When it comes to learning preferences and general technology usage, the survey found:

  • Student preferences for learning trend to hybrid, blended, and online courses, whereas faculty preferences trend to face-to-face. More than half of instructors prefer teaching face-to-face, but only a third of students prefer face-to-face courses. The remaining 70 percent of students prefer digital elements to course modality.
  • Despite having strong digital preferences, students did report lack of access to foundational technology infrastructure. Up to 40 percent of students report they have experienced stress due to limited access to computers/laptops and unstable internet connections.
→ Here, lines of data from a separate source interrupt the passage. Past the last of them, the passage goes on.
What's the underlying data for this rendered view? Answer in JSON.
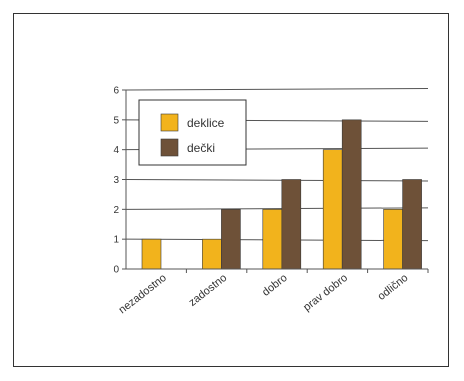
{
  "colors": {
    "deklice": "#f2b31c",
    "decki": "#6e5138",
    "grid": "#555555",
    "axis_text": "#333333"
  },
  "chart_data": {
    "type": "bar",
    "categories": [
      "nezadostno",
      "zadostno",
      "dobro",
      "prav dobro",
      "odlično"
    ],
    "series": [
      {
        "name": "deklice",
        "values": [
          1,
          1,
          2,
          4,
          2
        ]
      },
      {
        "name": "dečki",
        "values": [
          0,
          2,
          3,
          5,
          3
        ]
      }
    ],
    "y_ticks": [
      "0",
      "1",
      "2",
      "3",
      "4",
      "5",
      "6"
    ],
    "ylim": [
      0,
      6
    ],
    "grid": true,
    "legend_position": "top-left"
  }
}
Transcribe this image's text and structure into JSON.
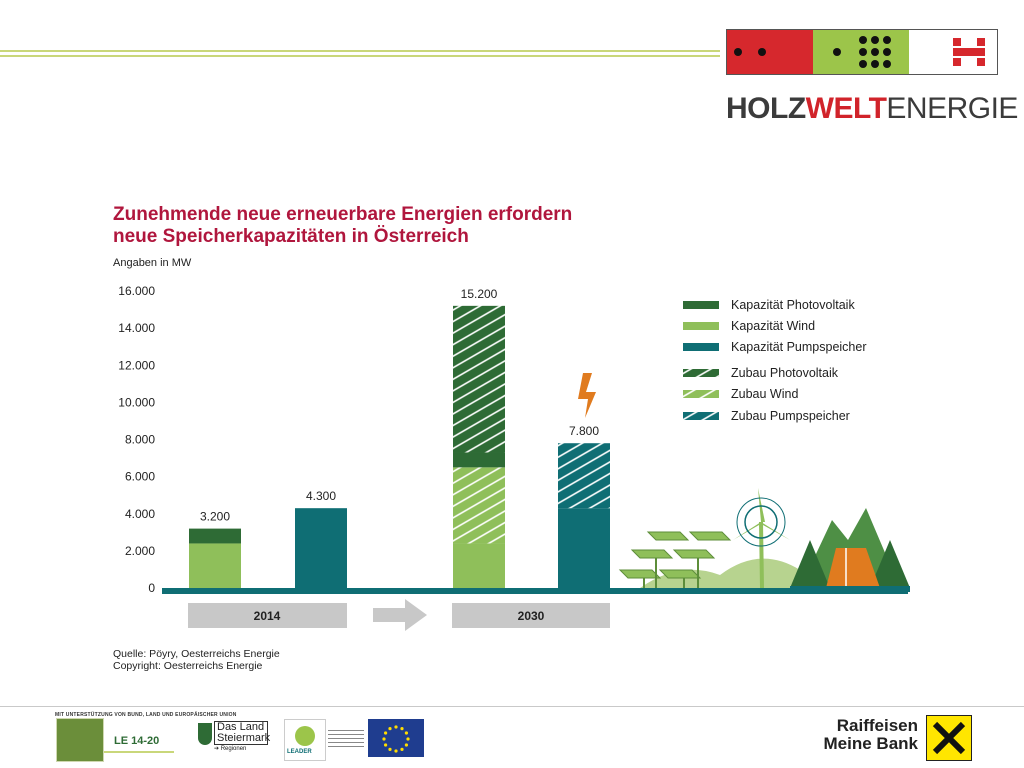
{
  "header": {
    "brand_part1": "HOLZ",
    "brand_part2": "WELT",
    "brand_part3": "ENERGIE"
  },
  "chart_data": {
    "type": "bar",
    "title": "Zunehmende neue erneuerbare Energien erfordern neue Speicherkapazitäten in Österreich",
    "title_line1": "Zunehmende neue erneuerbare Energien erfordern",
    "title_line2": "neue Speicherkapazitäten in Österreich",
    "unit_label": "Angaben in MW",
    "ylim": [
      0,
      16000
    ],
    "yticks": [
      "0",
      "2.000",
      "4.000",
      "6.000",
      "8.000",
      "10.000",
      "12.000",
      "14.000",
      "16.000"
    ],
    "groups": [
      "2014",
      "2030"
    ],
    "bars": [
      {
        "group": "2014",
        "total_label": "3.200",
        "segments": [
          {
            "series": "Kapazität Wind",
            "value": 2400
          },
          {
            "series": "Kapazität Photovoltaik",
            "value": 800
          }
        ]
      },
      {
        "group": "2014",
        "total_label": "4.300",
        "segments": [
          {
            "series": "Kapazität Pumpspeicher",
            "value": 4300
          }
        ]
      },
      {
        "group": "2030",
        "total_label": "15.200",
        "segments": [
          {
            "series": "Kapazität Wind",
            "value": 2400
          },
          {
            "series": "Zubau Wind",
            "value": 4100
          },
          {
            "series": "Kapazität Photovoltaik",
            "value": 800
          },
          {
            "series": "Zubau Photovoltaik",
            "value": 7900
          }
        ]
      },
      {
        "group": "2030",
        "total_label": "7.800",
        "segments": [
          {
            "series": "Kapazität Pumpspeicher",
            "value": 4300
          },
          {
            "series": "Zubau Pumpspeicher",
            "value": 3500
          }
        ]
      }
    ],
    "legend": [
      {
        "name": "Kapazität Photovoltaik",
        "color": "#2e6b35",
        "hatched": false
      },
      {
        "name": "Kapazität Wind",
        "color": "#8fbf5a",
        "hatched": false
      },
      {
        "name": "Kapazität Pumpspeicher",
        "color": "#0f6e74",
        "hatched": false
      },
      {
        "name": "Zubau Photovoltaik",
        "color": "#2e6b35",
        "hatched": true
      },
      {
        "name": "Zubau Wind",
        "color": "#8fbf5a",
        "hatched": true
      },
      {
        "name": "Zubau Pumpspeicher",
        "color": "#0f6e74",
        "hatched": true
      }
    ],
    "legend_position": "top-right",
    "grid": false
  },
  "source": {
    "line1": "Quelle: Pöyry, Oesterreichs Energie",
    "line2": "Copyright: Oesterreichs Energie"
  },
  "footer": {
    "caption": "MIT UNTERSTÜTZUNG VON BUND, LAND UND EUROPÄISCHER UNION",
    "le_label": "LE 14-20",
    "steiermark_line1": "Das Land",
    "steiermark_line2": "Steiermark",
    "steiermark_line3": "➔ Regionen",
    "leader_label": "LEADER",
    "raiffeisen_line1": "Raiffeisen",
    "raiffeisen_line2": "Meine Bank"
  },
  "colors": {
    "title": "#b0163d",
    "pv": "#2e6b35",
    "wind": "#8fbf5a",
    "pump": "#0f6e74",
    "axis": "#0f6e74",
    "category_box": "#c8c8c8",
    "lightning": "#e07b1f",
    "logo_red": "#d6282d",
    "logo_green": "#9cc54a"
  }
}
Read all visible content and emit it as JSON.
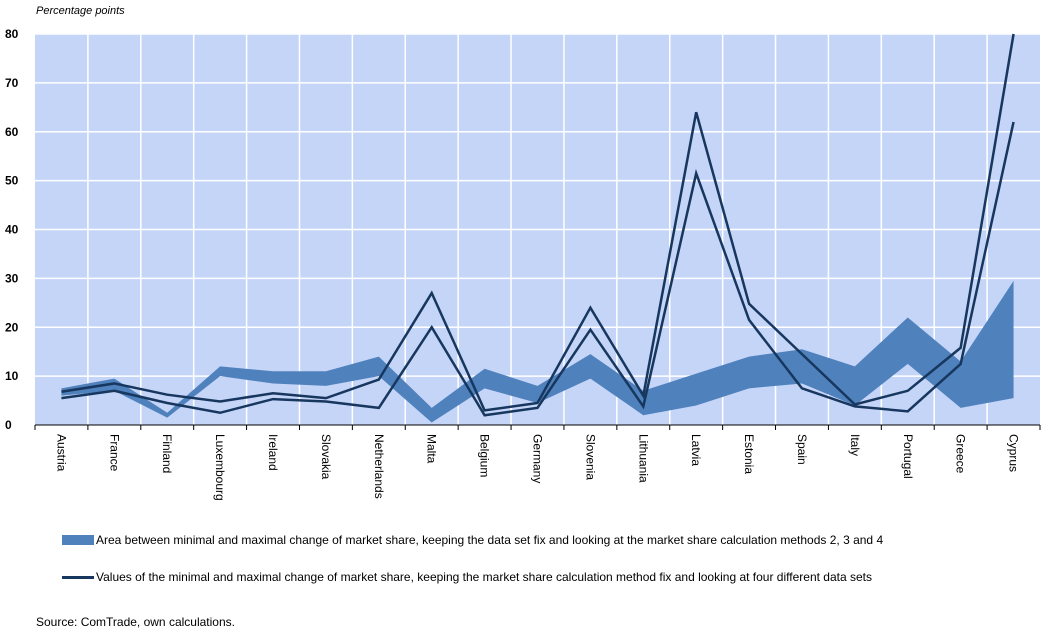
{
  "chart_data": {
    "type": "area",
    "ylabel": "Percentage points",
    "ylim": [
      0,
      80
    ],
    "yticks": [
      0,
      10,
      20,
      30,
      40,
      50,
      60,
      70,
      80
    ],
    "grid": true,
    "categories": [
      "Austria",
      "France",
      "Finland",
      "Luxembourg",
      "Ireland",
      "Slovakia",
      "Netherlands",
      "Malta",
      "Belgium",
      "Germany",
      "Slovenia",
      "Lithuania",
      "Latvia",
      "Estonia",
      "Spain",
      "Italy",
      "Portugal",
      "Greece",
      "Cyprus"
    ],
    "series": [
      {
        "name": "Area between minimal and maximal change of market share, keeping the data set fix and looking at the market share calculation methods 2, 3 and 4",
        "kind": "band",
        "color": "#4f81bd",
        "lower": [
          6.0,
          7.0,
          1.5,
          10.0,
          8.5,
          8.0,
          10.0,
          0.5,
          7.5,
          4.5,
          9.5,
          2.0,
          4.0,
          7.5,
          8.5,
          4.0,
          12.5,
          3.5,
          5.5
        ],
        "upper": [
          7.5,
          9.5,
          2.5,
          12.0,
          11.0,
          11.0,
          14.0,
          3.5,
          11.5,
          8.0,
          14.5,
          7.0,
          10.5,
          14.0,
          15.5,
          12.0,
          22.0,
          13.0,
          29.5
        ]
      },
      {
        "name": "Values of the minimal and maximal change of market share, keeping the market share calculation method fix and looking at four different data sets",
        "kind": "lines",
        "color": "#17375e",
        "min": [
          5.5,
          7.0,
          4.5,
          2.5,
          5.3,
          4.8,
          3.5,
          20.0,
          2.0,
          3.5,
          19.5,
          3.8,
          51.5,
          21.5,
          7.5,
          3.8,
          2.8,
          12.5,
          62.0
        ],
        "max": [
          6.8,
          8.5,
          6.2,
          4.8,
          6.5,
          5.5,
          9.3,
          27.0,
          3.0,
          4.5,
          24.0,
          6.0,
          64.0,
          24.8,
          14.5,
          4.2,
          7.0,
          15.8,
          80.0
        ]
      }
    ],
    "legend_position": "bottom"
  },
  "footer": {
    "source": "Source: ComTrade, own calculations."
  }
}
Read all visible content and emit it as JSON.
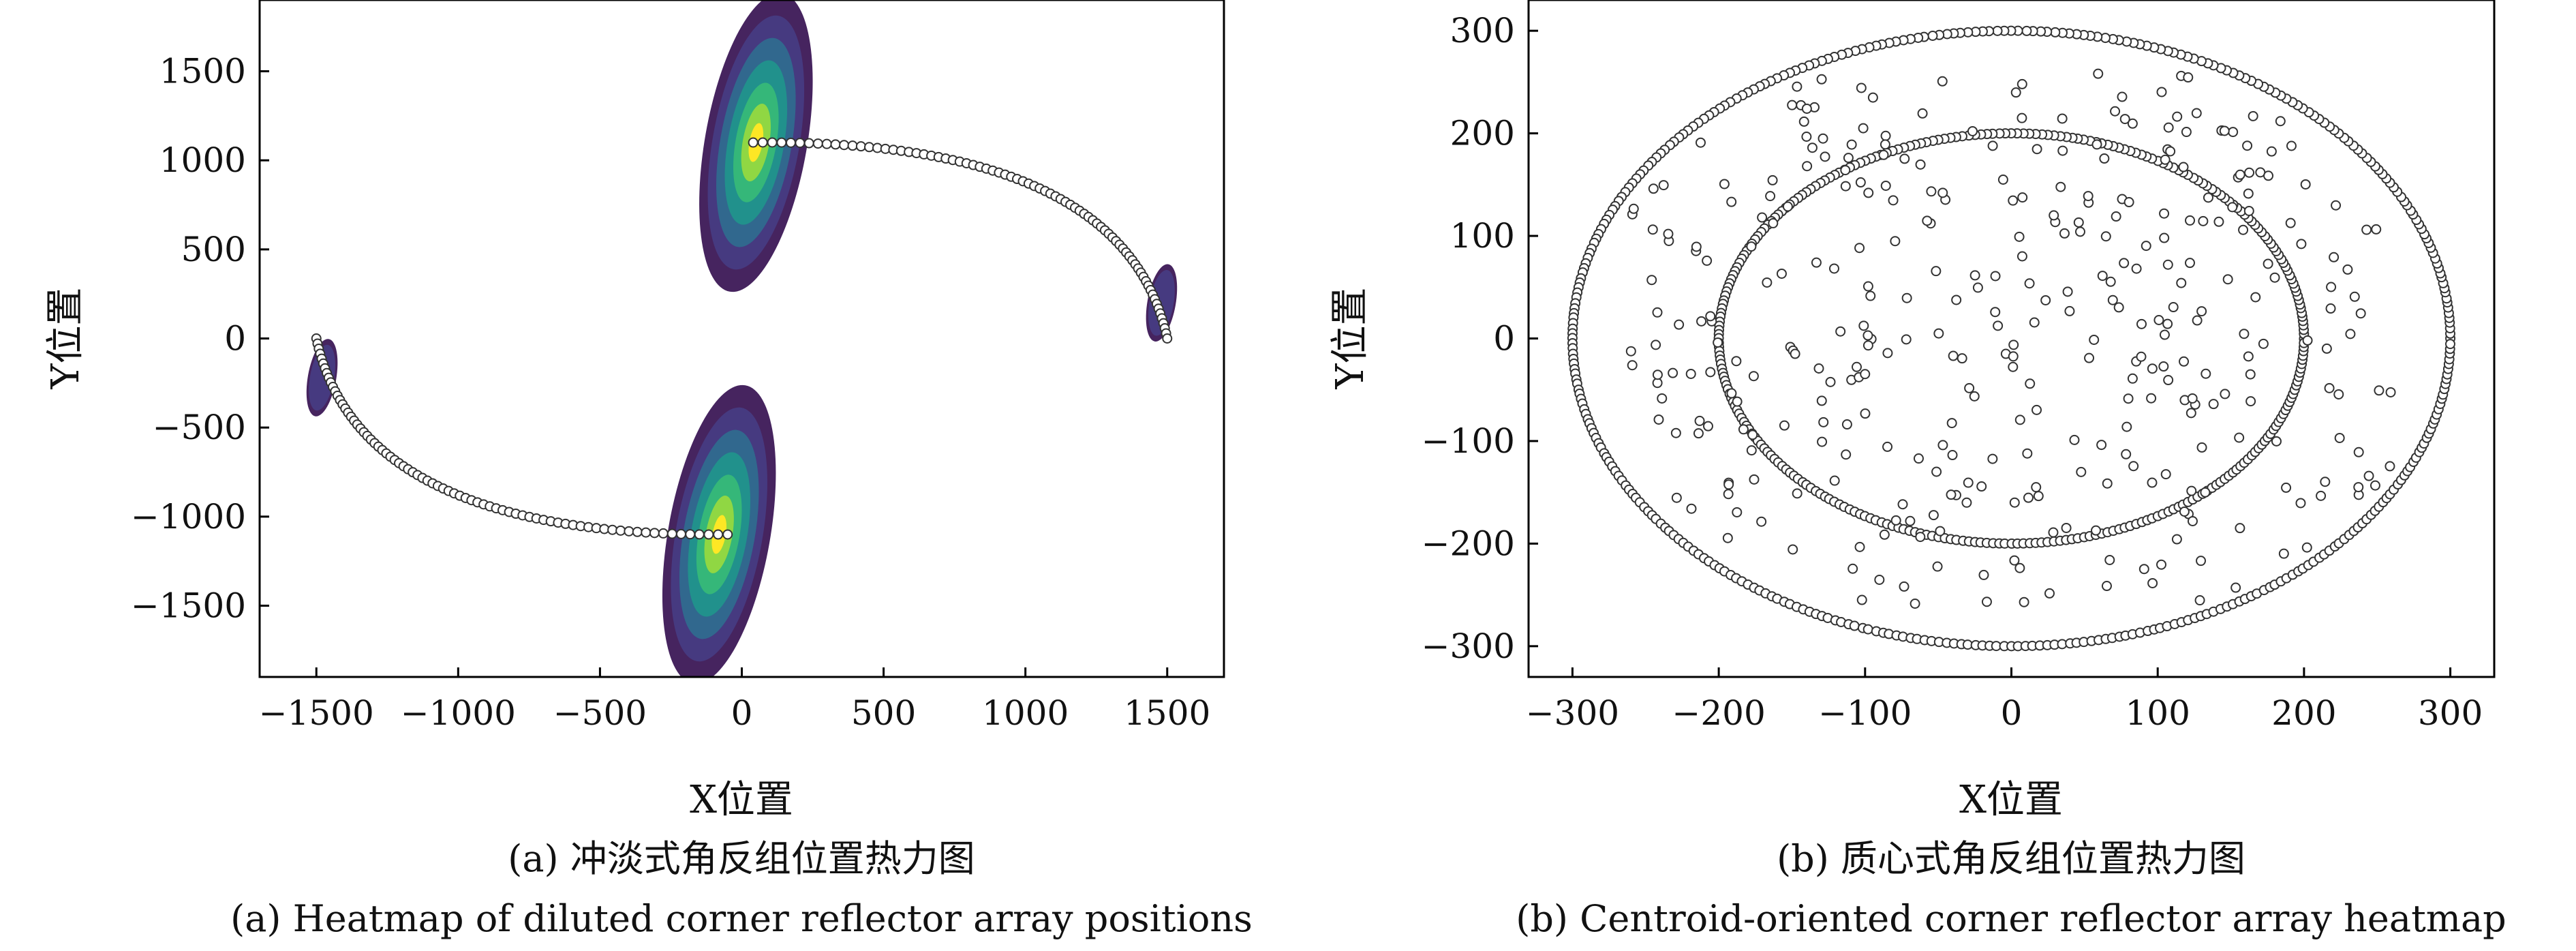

This same statistic for students from underserved racial groups is six percentage points higher than the overall student population.
  • The overwhelming majority (90 percent) of instructors use digital course materials in one or more classes. However, both students and faculty note there remain affordability barriers to accessing course materials. Students prefer access models that reduce price and deliver materials on the first day of class and inclusive and equitable access models show promise in achieving this goal. Faculty are aware of student affordability challenges and leverage free materials more than administrators think.